– Береги себя, сынок, тебе ведь и семнадцати нет! Едешь в столицу, а там кого и чего только нет, – стала учить меня матушка, сощурив свои тёмно-карие глаза.
– Я не девица, мама, чего мне бояться? Да и не на заработки еду с лихими людьми, а в академию, учиться.
– Да, сынок, но и там соблазны есть для юноши, а то сейчас в газетах пишут, что анархисты разные появились, народ мутят да бомбы кидают. И чего им нужно – непонятно. Берегись их, на улице идёшь, смотри по сторонам, и где начальство высокое ездит, там не появляйся, лучше перейди на другую сторону и иди себе спокойненько.
– Мама, ну перестань. Зачем ты это всё мне говоришь?
– Я беспокоюсь о тебе, сынок.
– Не надо беспокоиться, всё равно уже ничего не изменишь, и ведь ты сама этого хотела?
– Да, – вздохнула она, – жаль, что всё так получается. Ты пиши, сынок, как приедешь, или телеграфируй. Хотя, что это я?! Телеграф будет дорого стоить, пиши письмо, как доехал, как устроился. А то я вся изведусь.
– Не волнуйся, матушка, через трое суток поезд придёт, и я прямо с вокзала отправлю тебе телеграмму.
– Спасибо, сынок, а вон уже и поезд показался!

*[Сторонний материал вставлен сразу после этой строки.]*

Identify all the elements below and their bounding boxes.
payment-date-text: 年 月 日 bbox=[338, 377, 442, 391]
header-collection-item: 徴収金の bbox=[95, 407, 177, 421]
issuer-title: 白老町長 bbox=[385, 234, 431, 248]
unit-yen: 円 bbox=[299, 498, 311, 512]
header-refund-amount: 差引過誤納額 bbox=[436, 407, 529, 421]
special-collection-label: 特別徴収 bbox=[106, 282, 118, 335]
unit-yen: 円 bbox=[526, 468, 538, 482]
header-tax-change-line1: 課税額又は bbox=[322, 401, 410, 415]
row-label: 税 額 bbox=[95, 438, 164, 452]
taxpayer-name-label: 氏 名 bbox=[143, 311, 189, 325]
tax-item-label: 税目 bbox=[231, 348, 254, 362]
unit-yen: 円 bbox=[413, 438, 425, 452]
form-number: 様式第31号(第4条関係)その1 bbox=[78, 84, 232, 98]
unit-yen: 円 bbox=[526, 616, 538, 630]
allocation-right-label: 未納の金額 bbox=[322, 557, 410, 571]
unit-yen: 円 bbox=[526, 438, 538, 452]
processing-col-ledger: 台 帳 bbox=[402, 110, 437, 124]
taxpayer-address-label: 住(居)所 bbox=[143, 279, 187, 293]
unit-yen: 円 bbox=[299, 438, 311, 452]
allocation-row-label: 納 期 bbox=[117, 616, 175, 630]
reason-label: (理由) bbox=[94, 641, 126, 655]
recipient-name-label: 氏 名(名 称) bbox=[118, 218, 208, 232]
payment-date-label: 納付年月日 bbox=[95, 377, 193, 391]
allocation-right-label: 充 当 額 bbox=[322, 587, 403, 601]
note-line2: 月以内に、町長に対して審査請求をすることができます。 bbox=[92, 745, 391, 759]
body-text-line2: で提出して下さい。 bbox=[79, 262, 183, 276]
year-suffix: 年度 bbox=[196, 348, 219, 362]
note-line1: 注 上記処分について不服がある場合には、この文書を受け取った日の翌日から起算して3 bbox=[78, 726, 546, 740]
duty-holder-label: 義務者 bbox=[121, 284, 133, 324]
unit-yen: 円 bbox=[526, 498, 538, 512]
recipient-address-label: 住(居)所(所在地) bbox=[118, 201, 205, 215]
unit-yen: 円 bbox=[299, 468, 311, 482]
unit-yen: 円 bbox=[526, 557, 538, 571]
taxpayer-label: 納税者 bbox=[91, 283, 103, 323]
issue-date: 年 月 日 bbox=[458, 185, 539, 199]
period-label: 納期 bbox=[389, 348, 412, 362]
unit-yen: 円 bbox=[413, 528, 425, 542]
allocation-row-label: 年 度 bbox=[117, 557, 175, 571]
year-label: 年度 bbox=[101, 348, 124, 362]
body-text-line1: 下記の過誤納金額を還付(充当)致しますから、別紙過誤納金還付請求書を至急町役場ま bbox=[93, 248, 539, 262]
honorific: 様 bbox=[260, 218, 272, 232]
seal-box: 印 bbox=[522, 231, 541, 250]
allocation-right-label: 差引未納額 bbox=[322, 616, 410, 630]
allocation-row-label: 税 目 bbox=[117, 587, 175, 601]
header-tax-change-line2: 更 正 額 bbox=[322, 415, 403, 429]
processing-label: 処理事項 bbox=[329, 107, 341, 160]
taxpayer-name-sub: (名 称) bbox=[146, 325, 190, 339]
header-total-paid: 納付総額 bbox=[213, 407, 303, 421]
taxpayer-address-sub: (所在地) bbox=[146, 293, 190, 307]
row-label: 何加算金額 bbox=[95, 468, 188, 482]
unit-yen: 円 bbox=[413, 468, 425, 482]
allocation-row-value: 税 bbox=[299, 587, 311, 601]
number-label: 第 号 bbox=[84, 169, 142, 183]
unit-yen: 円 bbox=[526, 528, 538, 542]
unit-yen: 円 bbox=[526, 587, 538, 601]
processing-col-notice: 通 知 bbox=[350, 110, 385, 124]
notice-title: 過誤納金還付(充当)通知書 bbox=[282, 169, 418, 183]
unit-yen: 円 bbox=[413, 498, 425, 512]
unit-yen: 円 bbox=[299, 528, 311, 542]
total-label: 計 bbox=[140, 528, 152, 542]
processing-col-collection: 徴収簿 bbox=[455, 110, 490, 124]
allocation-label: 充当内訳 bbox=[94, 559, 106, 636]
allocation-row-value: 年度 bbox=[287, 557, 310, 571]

Я невольно повернул голову налево, хотя уже давно услышал, как пыхтит под парами паровоз, да лязгают буксами прицепляемые к нему вагоны. Паровозов на станцию прибывает немного, поэтому не сложно догадаться, что пыхтит именно наш.
Я купил себе билет в первый класс. Сделал это вынужденно, потому как хоть и существовало три класса вагонов, но они отличались между собой, в основном, возможностью ночного отдыха. В вагоны третьего класса, как самые дешёвые, набивалась самая разнообразная публика, ехавшая либо недалеко, либо такая, что ей всё равно, как ехать и как спать. Первый же класс от второго отличался тем, что в первом можно спать на диване, а во втором этого не сделать, хоть диваны там имелись не менее прочные, но более простые. Ну и купейные вагоны кардинально разнились с обычными по степени комфорта, но и стоили очень дорого.
Паровоз выпустил клубы чёрного дыма из высоко сидящей трубы, торчащей над ним широким раструбом, и, пыхнув белым паром, медленно пошёл в нашу сторону. Толком не разогнавшись, он продефилировал мимо нас железным динозавром и, ещё раз выпустив из себя клубы белого, как кучевые облака, дыма, остановился, дав один протяжный гудок.
Десять прицепленных к нему вагонов дружно лязгнули буксами и остановились. Я достал из кармана форменного пальто отпечатанный в типографии билет красивого тёмно-синего цвета и внимательно, уже в который раз, принялся его разглядывать, ища место, на котором значился номер моего места в вагоне. Взгляд почти тут же нашёл требуемое. На билете в правом углу стояла цифра 3, что соответствовало номеру вагона, а чуть ниже пропечатано место – №13.
Матушка, увидев номер места на билете, сразу стала креститься, указывая на плохое число, но, во-первых, других мест в первом классе больше не оказалось, а во-вторых, я хоть и христианин, и меня учили в гимназии Закону Божию, но имея дар, относился к любой религии философски.
Вера – дело наживное, может ещё и стану религиозен, недаром эфир смогли найти не обычные набожные крестьяне и не язычники с Панамского архипелага, а монахи из Корсиликанского монастыря, находящегося на юге королевства обеих Сицилий. Нашли ещё в незапамятные времена, а первосвященники все сплошь имели дар. Об этом и в книгах церковных упоминание есть, хоть и не явное.
Взяв свой чемодан, который оказался довольно большим, я потащился с ним к третьему вагону. Чемодан придётся сдать в багажное отделение, а всё остальное я нёс в небольшой плетёной кожаной сумке. Из нужного мне вагона вышел обер-кондуктор, судя по его нашивкам, и встав возле вагона, начал досматривать пассажиров на наличие билета и багажа.